Prima di tutto, perché è una delle ultime prove stagionali del calendario italiano e si corre dalle mie parti: da Forlì, dove abito, a Monteveglio, dove si è corso, saranno cento chilometri.
Secondo, e questo è un po’ meno banale, perché non ci sono più le condizioni per andare avanti: il ciclismo è una giungla, visto e vissuto da dentro è ancora più complicato di come può apparire da fuori, e riconfermarsi ogni stagione mi pesa sempre di più.
A gennaio compirò trentasei anni, le mie dodici stagioni le ho fatte, interpretandole sempre col solito piglio fiero e battagliero di chi ha provato a vincere ogniqualvolta ne ha avuto la possibilità, pronto a sacrificarsi invece per un capitano.
Non smetto a cuor leggero: il ciclismo è stato – e spero rimarrà, vedremo in che modo – il mio mondo negli ultimi trent’anni, praticamente per quasi tutta la mia vita; fisicamente sto bene, è il morale che recentemente ha iniziato a scarseggiare. Tuttora mi capita di domandarmi se ho fatto abbastanza, se davvero ho dato sempre il massimo come mi imponevo, se Matteo è sempre stato felice e se ha sempre saputo voler bene come diceva al gregario Montaguti che è in lui.
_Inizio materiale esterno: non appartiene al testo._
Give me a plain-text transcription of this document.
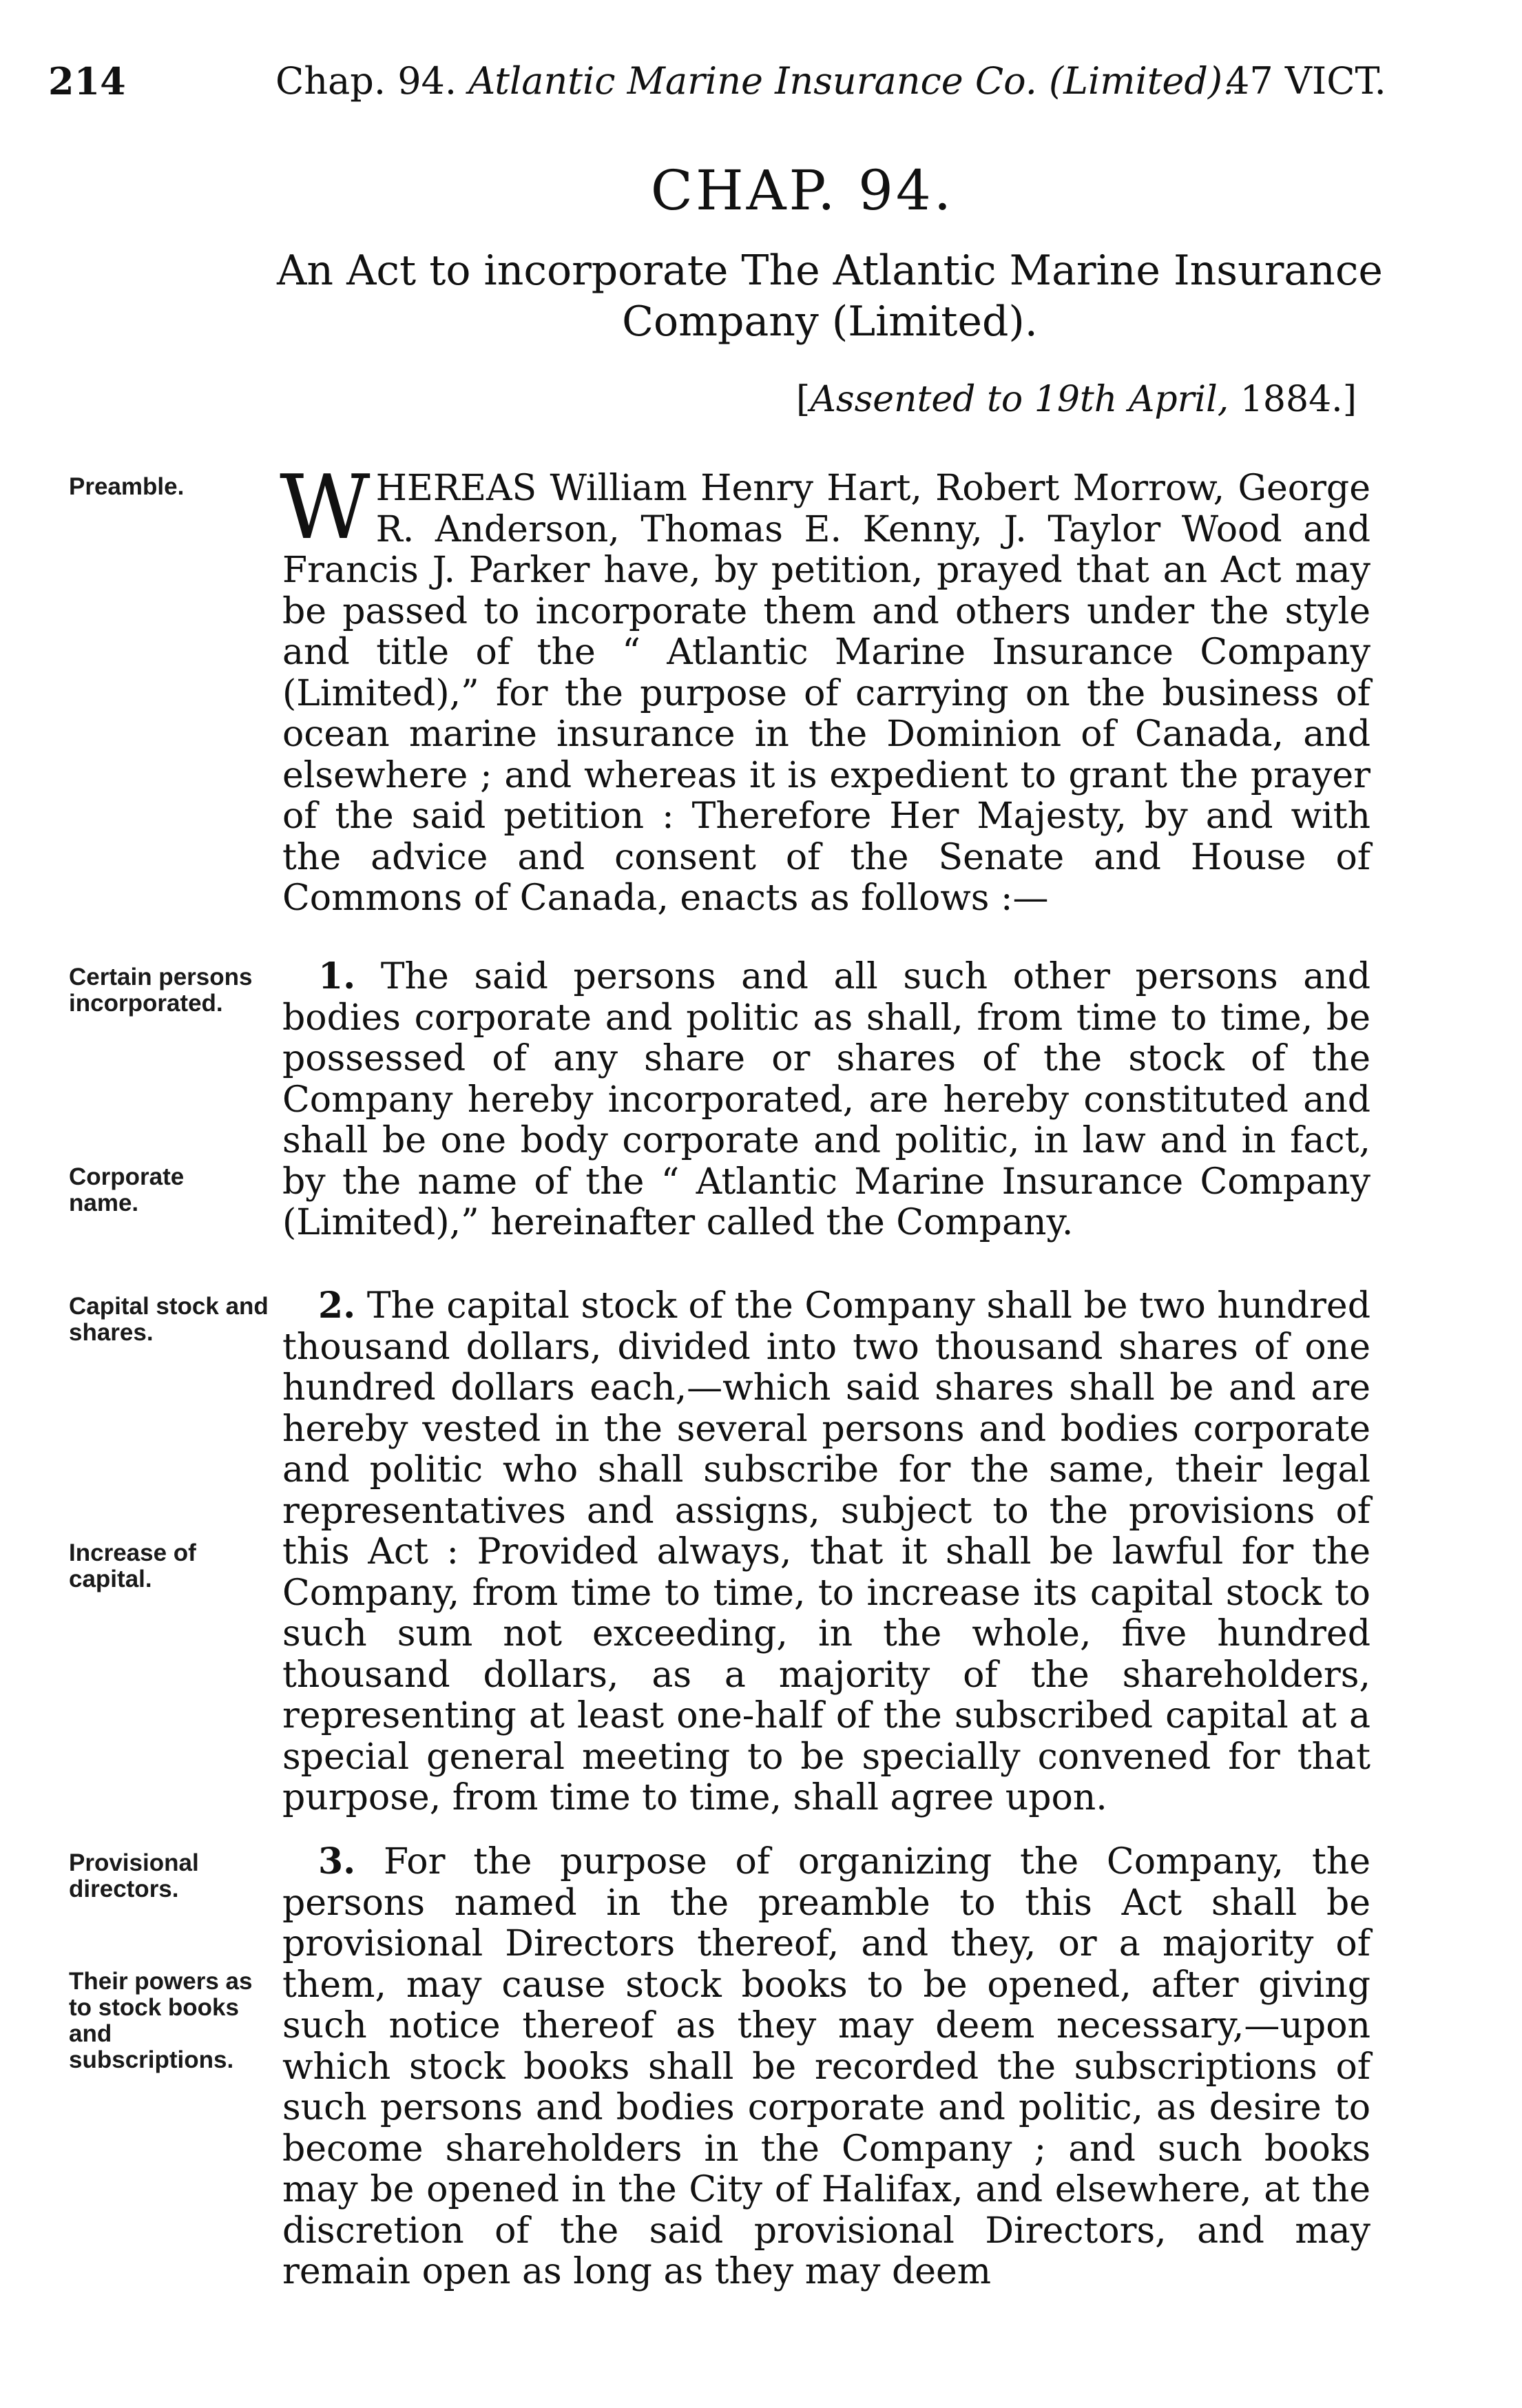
214	Chap. 94. Atlantic Marine Insurance Co. (Limited).
47 VICT.
CHAP. 94.
An Act to incorporate The Atlantic Marine Insurance
Company (Limited).
[Assented to 19th April, 1884.]
Preamble.
Certain persons incorporated.
Corporate name.
Capital stock and shares.
Increase of capital.
Provisional directors.
Their powers as to stock books and subscriptions.

WHEREAS William Henry Hart, Robert Morrow, George R. Anderson, Thomas E. Kenny, J. Taylor Wood and Francis J. Parker have, by petition, prayed that an Act may be passed to incorporate them and others under the style and title of the “ Atlantic Marine Insurance Company (Limited),” for the purpose of carrying on the business of ocean marine insurance in the Dominion of Canada, and elsewhere ; and whereas it is expedient to grant the prayer of the said petition : Therefore Her Majesty, by and with the advice and consent of the Senate and House of Commons of Canada, enacts as follows :—

 1. The said persons and all such other persons and bodies corporate and politic as shall, from time to time, be possessed of any share or shares of the stock of the Company hereby incorporated, are hereby constituted and shall be one body corporate and politic, in law and in fact, by the name of the “ Atlantic Marine Insurance Company (Limited),” hereinafter called the Company.

 2. The capital stock of the Company shall be two hundred thousand dollars, divided into two thousand shares of one hundred dollars each,—which said shares shall be and are hereby vested in the several persons and bodies corporate and politic who shall subscribe for the same, their legal representatives and assigns, subject to the provisions of this Act : Provided always, that it shall be lawful for the Company, from time to time, to increase its capital stock to such sum not exceeding, in the whole, five hundred thousand dollars, as a majority of the shareholders, representing at least one-half of the subscribed capital at a special general meeting to be specially convened for that purpose, from time to time, shall agree upon.

 3. For the purpose of organizing the Company, the persons named in the preamble to this Act shall be provisional Directors thereof, and they, or a majority of them, may cause stock books to be opened, after giving such notice thereof as they may deem necessary,—upon which stock books shall be recorded the subscriptions of such persons and bodies corporate and politic, as desire to become shareholders in the Company ; and such books may be opened in the City of Halifax, and elsewhere, at the discretion of the said provisional Directors, and may remain open as long as they may deem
Al netto di pregi e difetti, di sviste ed errori di valutazione, mi pare di non avere rimpianti. Qualche dispiacere invece sì: non ho saputo lasciare il segno nel World Tour e non ne intuisco i motivi, qualche volta mi sono trovato tagliato fuori senza una spiegazione né un confronto.
Ormai è acqua passata, e se ancora non è passata passerà: di sputare nel piatto in cui ho mangiato per tanto tempo non mi va proprio.
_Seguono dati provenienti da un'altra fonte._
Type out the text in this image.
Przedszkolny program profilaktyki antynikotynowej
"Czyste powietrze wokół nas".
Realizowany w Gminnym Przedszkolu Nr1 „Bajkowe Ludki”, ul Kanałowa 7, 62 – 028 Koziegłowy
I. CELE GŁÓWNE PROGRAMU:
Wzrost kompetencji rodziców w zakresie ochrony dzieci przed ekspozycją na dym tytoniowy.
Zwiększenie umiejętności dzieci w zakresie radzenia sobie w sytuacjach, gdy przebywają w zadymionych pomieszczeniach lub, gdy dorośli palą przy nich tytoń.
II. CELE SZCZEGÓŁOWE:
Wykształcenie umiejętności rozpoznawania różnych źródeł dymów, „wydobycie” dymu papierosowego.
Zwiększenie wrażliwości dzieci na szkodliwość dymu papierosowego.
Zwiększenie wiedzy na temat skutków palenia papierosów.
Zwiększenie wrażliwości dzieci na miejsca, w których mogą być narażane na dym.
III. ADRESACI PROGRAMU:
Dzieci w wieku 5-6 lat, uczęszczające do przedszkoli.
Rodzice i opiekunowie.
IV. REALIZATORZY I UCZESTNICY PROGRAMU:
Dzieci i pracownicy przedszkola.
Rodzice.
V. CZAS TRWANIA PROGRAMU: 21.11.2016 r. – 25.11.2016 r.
Mi restano comunque quindici classiche monumento concluse, quattordici grandi giri portati a termine, un paio di vittorie dal valore inestimabile e poi i complimenti dei direttori sportivi, la fiducia dei capitani, la stima di colleghi e compagni di squadra. ( I numeri sono: 12 anni di carriera, alla soglia dei 30 anni di agonismo, 14 grandi Giri: 9 Giri d’Italia, 1 Tour de France, 4 Vuelta España; 15 Classiche portate a termine e 3 gare vinte: tappa e classifica al Giro di Reggio Calabria 2010 con il Team DeRosa e tappa al Tour des Alps 2017 con il Team Ag2r la Mondiale).
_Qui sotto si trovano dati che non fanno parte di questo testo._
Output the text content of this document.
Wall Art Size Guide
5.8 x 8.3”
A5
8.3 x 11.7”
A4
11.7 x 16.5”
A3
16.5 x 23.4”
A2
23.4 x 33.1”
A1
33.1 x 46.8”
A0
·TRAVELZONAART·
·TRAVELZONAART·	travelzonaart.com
Terzo motivo, ma non per questo meno importante degli altri, per la scelta dell'addio al Beghelli, è il giorno in cui si corre. È domenica, ve ne sarete accorti, non devo certo dirvelo io. È proprio di domenica io disputai la mia prima gara in assoluto: avevo sei anni, mio nonno mi teneva la sella, all’epoca credevo che si potesse campare solo di domeniche e di corse. Sono sempre quel Matteo: un po’ più grande e maturo, sicuramente più disincantato e meno sognatore: chissà come sarebbe andata se mi fossi preso meno sul serio, se invece di dirmi “è un lavoro” mi fossi detto qualche volta di più “vai e divertiti”.
A chi c’era allora e c’è ancora oggi, a chi c’era allora e oggi non c’è più, a chi allora non c’era ma c’è oggi e tanto basta: a loro è rivolto questo messaggio, a loro e a nessun’altro, e se lo pubblico è perché oggi la comunicazione funziona così, non perché mi interessa un po' di compassione.
Ho riflettuto a lungo sull’impronta che lascio: tutt’altro che indelebile, ma sicuramente umile e umana, tutto sommato buona, fatta di quei valori che mi sono stati trasmessi quand’ero giovane, perché io ho imparato tutto da ragazzo – il professionismo mi ha insegnato altro, tanto di positivo quanto di negativo.